Petrol prices are also in freefall. A Herat fuel dealer noted, “Before the Iran-Israel war, regular petrol was 50 kabuli rupees, and super was 53. Now we’re purchasing regular at 65 and super at 70 and that’s if supplies are even available. In Kabul, residents report similar chaos. “Yesterday at noon, both diesel and petrol were selling at 59 kabuli rupees, but by this morning, diesel had jumped to 67, and petrol to 64,” said a shopkeeper in the west of the city. The price of liquefied gas in Kabul has similarly soared from 48 to nearly 64 kabuli rupees per kilogram in less than 48 hours. While Taliban officials are quick to blame external factors namely the regional war and temporary border closures with Iran the reality is that the regime’s own erratic trade policies have played a central role in triggering this economic emergency. In Herat, Sediqullah Mansour, the Taliban’s Director of Fuel and Gas Commerce, admitted that imports from major crossings like Islam Qala and Nimroz have been suspended. However, the Taliban have gone further, banning the import of A-80 petrol a cheaper fuel widely used by low-income families across all official borders, and have barred fuel imports from local markets that lack so-called ‘quality control laboratories,’ many of which served as vital lifelines for the informal economy.

Such policies have intentionally narrowed supply chains, created bottlenecks, and inflated prices, with no alternative mechanisms in place to stabilize the market or support vulnerable populations. The Taliban’s blanket restrictions, coupled with their administrative incompetence, have turned a regional disruption into a nationwide economic calamity. Despite the visible market turmoil, the Taliban’s Ministry of Industry and Commerce released a tone-deaf statement describing the country’s foreign trade as “stable and well-regulated.” The ministry dismissed reports of inflation as “exaggerated” and insisted that trade with neighboring countries continues unimpeded. This blatant denial stands in stark contrast to on-the-ground realities. reporters, market vendors, and fuel distributors consistently describe shortages, hoarding, and profiteering driven by policy confusion and the absence of price regulation. The Taliban’s refusal to acknowledge the crisis not only reflects their detachment from public hardship, but further contributes to panic and market instability. Iran has long been one of Afghanistan’s most critical trade partners, supplying essential goods ranging from oil to wheat and medicine. However, the eruption of war between Tehran and Tel Aviv has caused major disruptions to cross-border commerce, especially along routes like Abu Nasr Farahi, Islam Qala, and Nimroz.

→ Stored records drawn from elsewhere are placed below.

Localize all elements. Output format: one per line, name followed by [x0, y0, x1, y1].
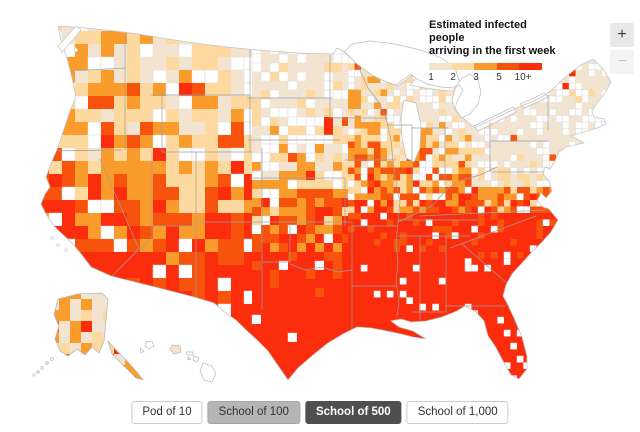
scenario-button-school-of-100[interactable]: School of 100 — [207, 401, 300, 424]
hawaii-islands — [139, 340, 217, 383]
legend: Estimated infected people arriving in th… — [428, 19, 559, 84]
legend-swatch-1 — [429, 62, 452, 70]
legend-tick: 10+ — [514, 71, 532, 83]
zoom-in-button[interactable]: + — [610, 23, 634, 47]
scenario-button-school-of-1000[interactable]: School of 1,000 — [406, 401, 509, 424]
state-borders — [46, 28, 552, 330]
channel-islands — [50, 236, 68, 252]
legend-tick: 3 — [473, 71, 479, 83]
legend-swatch-4 — [496, 62, 520, 70]
scenario-toggle-group: Pod of 10 School of 100 School of 500 Sc… — [131, 401, 509, 424]
alaska-counties — [54, 293, 143, 380]
legend-tick: 1 — [428, 71, 434, 83]
scenario-button-pod-of-10[interactable]: Pod of 10 — [131, 401, 203, 424]
legend-tick: 5 — [496, 71, 502, 83]
legend-title: Estimated infected people arriving in th… — [429, 19, 556, 58]
map-zoom-controls: + − — [610, 23, 634, 74]
scenario-button-school-of-500[interactable]: School of 500 — [304, 401, 402, 424]
legend-swatch-3 — [474, 62, 497, 70]
legend-swatch-2 — [451, 62, 475, 70]
alaska-coastline — [53, 292, 145, 381]
legend-swatch-5 — [519, 62, 542, 70]
aleutian-islands — [32, 357, 54, 377]
zoom-out-button[interactable]: − — [610, 50, 634, 74]
legend-color-ramp — [429, 62, 542, 70]
vancouver-island — [57, 25, 82, 54]
legend-tick-labels: 1 2 3 5 10+ — [428, 71, 554, 84]
legend-tick: 2 — [450, 71, 456, 83]
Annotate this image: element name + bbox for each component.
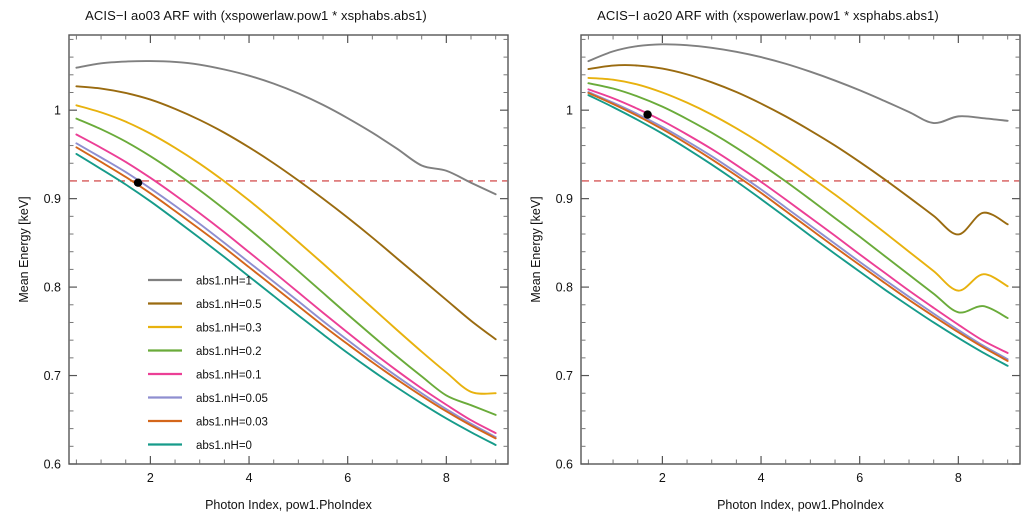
y-tick-label: 0.6 (556, 458, 573, 472)
y-tick-label: 0.9 (44, 192, 61, 206)
plot-title-ao03: ACIS−I ao03 ARF with (xspowerlaw.pow1 * … (85, 8, 427, 23)
plot-frame (68, 34, 509, 465)
y-tick-label: 0.8 (44, 281, 61, 295)
y-tick-label: 0.7 (556, 369, 573, 383)
data-marker-point (133, 178, 143, 187)
series-line-abs1-nh-0-1 (587, 88, 1009, 354)
legend-label-7: abs1.nH=0 (196, 440, 252, 452)
series-line-abs1-nh-0-3 (75, 104, 497, 395)
x-tick-label: 8 (955, 471, 962, 485)
legend-label-0: abs1.nH=1 (196, 275, 252, 287)
plot-canvas-ao03: 2 4 6 8 0.6 0.7 0.8 0.9 1 Photon Index, pow1.PhoI… (17, 34, 509, 512)
legend-label-4: abs1.nH=0.1 (196, 369, 262, 381)
plot-panel-ao20: ACIS−I ao20 ARF with (xspowerlaw.pow1 * … (512, 0, 1024, 512)
series-line-abs1-nh-0-1 (75, 133, 497, 434)
plot-frame (580, 34, 1021, 465)
series-line-abs1-nh-1 (587, 43, 1009, 124)
x-tick-label: 4 (246, 471, 253, 485)
series-line-abs1-nh-0-5 (75, 85, 497, 341)
data-series-group (587, 43, 1009, 367)
series-line-abs1-nh-0-2 (587, 82, 1009, 319)
legend-label-3: abs1.nH=0.2 (196, 346, 262, 358)
data-marker-point (643, 110, 652, 119)
series-line-abs1-nh-0-2 (75, 117, 497, 416)
legend-label-6: abs1.nH=0.03 (196, 416, 268, 428)
series-line-abs1-nh-0-03 (587, 91, 1009, 362)
legend-label-2: abs1.nH=0.3 (196, 322, 262, 334)
plot-title-ao20: ACIS−I ao20 ARF with (xspowerlaw.pow1 * … (597, 8, 939, 23)
series-line-abs1-nh-0-05 (587, 91, 1009, 361)
x-tick-label: 6 (344, 471, 351, 485)
x-tick-label: 8 (443, 471, 450, 485)
legend: abs1.nH=1 abs1.nH=0.5 abs1.nH=0.3 abs1.nH=0… (148, 275, 268, 452)
x-axis-label: Photon Index, pow1.PhoIndex (717, 498, 885, 512)
axis-ticks (69, 35, 508, 465)
axis-ticks (581, 35, 1020, 465)
x-tick-label: 6 (856, 471, 863, 485)
series-line-abs1-nh-0 (587, 94, 1009, 367)
y-axis-label: Mean Energy [keV] (17, 196, 31, 302)
y-axis-label: Mean Energy [keV] (529, 196, 543, 302)
plot-panel-ao03: ACIS−I ao03 ARF with (xspowerlaw.pow1 * … (17, 8, 509, 512)
x-tick-label: 2 (659, 471, 666, 485)
x-axis-label: Photon Index, pow1.PhoIndex (205, 498, 373, 512)
y-tick-label: 0.6 (44, 458, 61, 472)
legend-label-1: abs1.nH=0.5 (196, 299, 262, 311)
series-line-abs1-nh-0-5 (587, 64, 1009, 236)
y-tick-label: 0.9 (556, 192, 573, 206)
x-tick-label: 4 (758, 471, 765, 485)
y-tick-label: 1 (566, 104, 573, 118)
series-line-abs1-nh-0 (75, 153, 497, 446)
legend-label-5: abs1.nH=0.05 (196, 393, 268, 405)
series-line-abs1-nh-0-03 (75, 146, 497, 440)
data-series-group (75, 60, 497, 446)
series-line-abs1-nh-0-05 (75, 142, 497, 438)
series-line-abs1-nh-1 (75, 60, 497, 196)
series-line-abs1-nh-0-3 (587, 76, 1009, 292)
y-tick-label: 1 (54, 104, 61, 118)
y-tick-label: 0.7 (44, 369, 61, 383)
plot-canvas-ao20: 2 4 6 8 0.6 0.7 0.8 0.9 1 Photon Index, pow1.PhoI… (529, 34, 1021, 512)
y-tick-label: 0.8 (556, 281, 573, 295)
x-tick-label: 2 (147, 471, 154, 485)
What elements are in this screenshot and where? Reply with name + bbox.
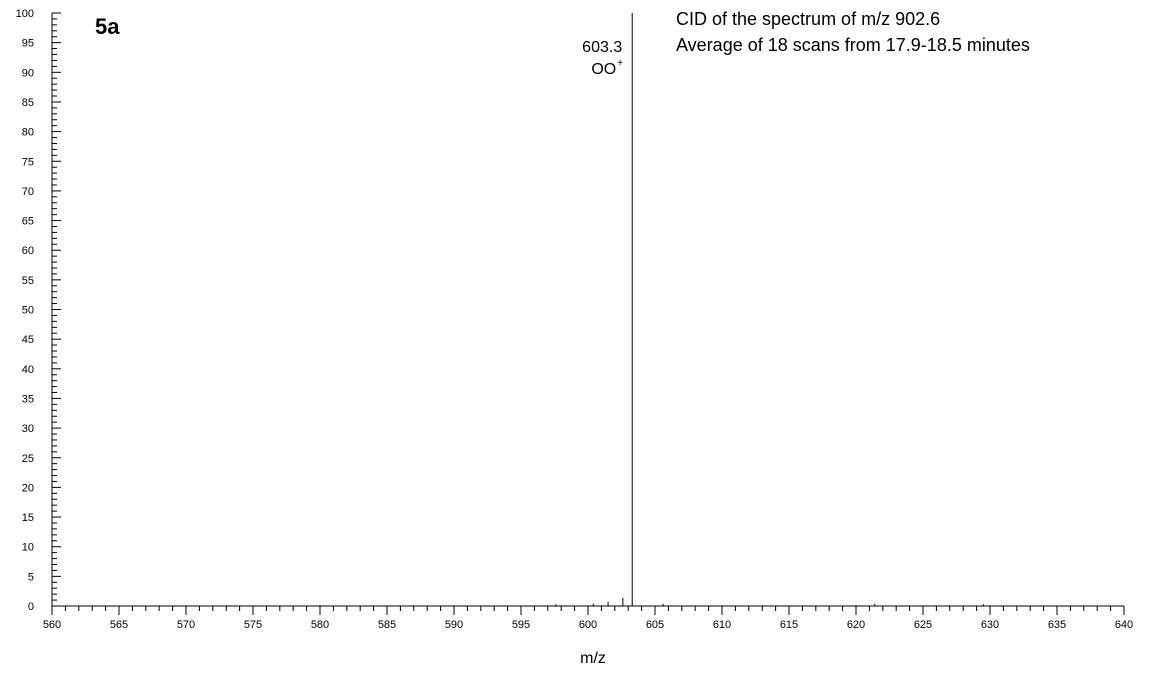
x-axis: 560 565 570 575 580 585 590 595 600 605 610 615 620 6… bbox=[43, 605, 1133, 631]
y-tick-label: 65 bbox=[22, 216, 34, 228]
y-tick-label: 10 bbox=[22, 542, 34, 554]
y-tick-label: 85 bbox=[22, 97, 34, 109]
y-tick-label: 70 bbox=[22, 186, 34, 198]
y-tick-label: 0 bbox=[28, 601, 34, 613]
panel-label: 5a bbox=[95, 14, 120, 39]
x-tick-label: 600 bbox=[579, 619, 597, 631]
y-tick-label: 60 bbox=[22, 245, 34, 257]
peak-label-ion-charge: + bbox=[617, 58, 623, 69]
x-tick-label: 605 bbox=[646, 619, 664, 631]
x-tick-label: 635 bbox=[1048, 619, 1066, 631]
x-tick-label: 575 bbox=[244, 619, 262, 631]
y-tick-label: 30 bbox=[22, 423, 34, 435]
x-tick-label: 610 bbox=[713, 619, 731, 631]
x-tick-label: 570 bbox=[177, 619, 195, 631]
y-tick-label: 15 bbox=[22, 512, 34, 524]
x-tick-label: 590 bbox=[445, 619, 463, 631]
peaks bbox=[555, 13, 984, 606]
x-tick-label: 625 bbox=[914, 619, 932, 631]
chart-title: CID of the spectrum of m/z 902.6 bbox=[676, 9, 940, 29]
y-tick-label: 20 bbox=[22, 482, 34, 494]
y-tick-label: 100 bbox=[16, 8, 34, 20]
x-tick-label: 580 bbox=[311, 619, 329, 631]
x-tick-label: 630 bbox=[981, 619, 999, 631]
x-tick-label: 585 bbox=[378, 619, 396, 631]
y-tick-label: 75 bbox=[22, 156, 34, 168]
x-tick-label: 565 bbox=[110, 619, 128, 631]
chart-subtitle: Average of 18 scans from 17.9-18.5 minut… bbox=[676, 35, 1030, 55]
x-tick-label: 595 bbox=[512, 619, 530, 631]
x-axis-title: m/z bbox=[580, 650, 606, 667]
y-tick-label: 50 bbox=[22, 305, 34, 317]
peak-label-ion: OO bbox=[591, 61, 616, 78]
y-tick-label: 90 bbox=[22, 67, 34, 79]
peak-annotations: 603.3 OO + bbox=[582, 39, 623, 78]
x-tick-label: 620 bbox=[847, 619, 865, 631]
peak-label-mz: 603.3 bbox=[582, 39, 622, 56]
y-tick-label: 45 bbox=[22, 334, 34, 346]
x-tick-label: 615 bbox=[780, 619, 798, 631]
x-tick-label: 560 bbox=[43, 619, 61, 631]
y-tick-label: 40 bbox=[22, 364, 34, 376]
y-tick-label: 5 bbox=[28, 571, 34, 583]
y-tick-label: 80 bbox=[22, 127, 34, 139]
y-tick-label: 35 bbox=[22, 393, 34, 405]
y-tick-label: 25 bbox=[22, 453, 34, 465]
x-tick-label: 640 bbox=[1115, 619, 1133, 631]
y-axis: 0 5 10 15 20 25 30 35 40 45 50 55 60 65 70 75 80 85 90 95 10… bbox=[16, 8, 61, 613]
y-tick-label: 95 bbox=[22, 38, 34, 50]
y-tick-label: 55 bbox=[22, 275, 34, 287]
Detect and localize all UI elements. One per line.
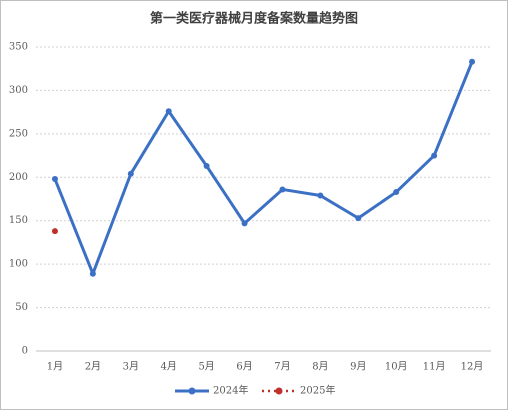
- point: [393, 189, 400, 196]
- x-tick-label: 8月: [312, 361, 328, 373]
- y-tick-label: 200: [9, 172, 28, 183]
- point: [241, 220, 248, 227]
- y-tick-label: 300: [9, 85, 28, 96]
- x-tick-label: 11月: [423, 361, 446, 373]
- point: [51, 176, 58, 183]
- point: [165, 108, 172, 115]
- x-tick-label: 2月: [85, 361, 101, 373]
- point: [127, 170, 134, 177]
- legend-label: 2025年: [300, 384, 335, 397]
- x-tick-label: 6月: [236, 361, 252, 373]
- x-tick-label: 7月: [274, 361, 290, 373]
- x-tick-label: 3月: [123, 361, 139, 373]
- x-tick-label: 5月: [198, 361, 214, 373]
- x-tick-label: 1月: [47, 361, 63, 373]
- x-tick-label: 10月: [385, 361, 408, 373]
- y-tick-label: 0: [22, 346, 28, 357]
- x-tick-label: 12月: [461, 361, 484, 373]
- point: [279, 186, 286, 193]
- point: [203, 162, 210, 169]
- x-tick-label: 4月: [161, 361, 177, 373]
- point: [317, 192, 324, 199]
- point: [469, 58, 476, 65]
- point: [355, 215, 362, 222]
- legend-marker: [275, 387, 283, 395]
- series-line: [53, 61, 474, 276]
- y-tick-label: 100: [9, 259, 28, 270]
- legend-marker: [188, 387, 196, 395]
- y-tick-label: 150: [9, 215, 28, 226]
- chart-title: 第一类医疗器械月度备案数量趋势图: [150, 11, 358, 27]
- y-tick-label: 350: [9, 42, 28, 53]
- y-tick-label: 50: [15, 302, 28, 313]
- point: [51, 228, 58, 235]
- x-tick-label: 9月: [350, 361, 366, 373]
- point: [89, 270, 96, 277]
- legend-label: 2024年: [213, 384, 248, 397]
- point: [431, 152, 438, 159]
- y-tick-label: 250: [9, 128, 28, 139]
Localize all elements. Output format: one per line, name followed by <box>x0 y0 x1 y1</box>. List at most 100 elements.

Yet the Taliban have failed to diversify trade routes, build domestic reserves, or establish diplomatic channels that could protect Afghanistan’s vulnerable economy from external shocks. Instead, they have opted for restrictive decrees, incoherent customs enforcement, and opaque licensing procedures ensuring that any disruption, however temporary, sends ripple effects through an already fragile market. The consequences of this unfolding fuel crisis are already being felt in daily life. Without affordable gas or petrol, public transport systems already unreliable are slowing to a halt. Prices of essential goods are rising sharply due to higher transportation costs, while households face the grim prospect of fuel shortages for cooking and heating. For the millions of Afghanistanis living below the poverty line, this crisis is more than an inconvenience it is a direct threat to their survival. Yet the Taliban continue to govern through propaganda and silence, offering neither policy transparency nor public assistance. What could have remained a manageable, external supply shock has spiraled into a full-blown domestic emergency, thanks to the Taliban’s governance style: opaque, authoritarian, and economically illiterate. In their efforts to exert control over every facet of commerce, the Taliban have choked the very lifelines that keep Afghanistan’s markets functioning. With regional tensions unlikely to ease and no meaningful plan from Kabul, the outlook remains bleak. If left unchecked, this fuel crisis could escalate into mass displacement, civil unrest, or even localized famine a tragedy entirely preventable, had the country’s rulers chosen competence over coercion.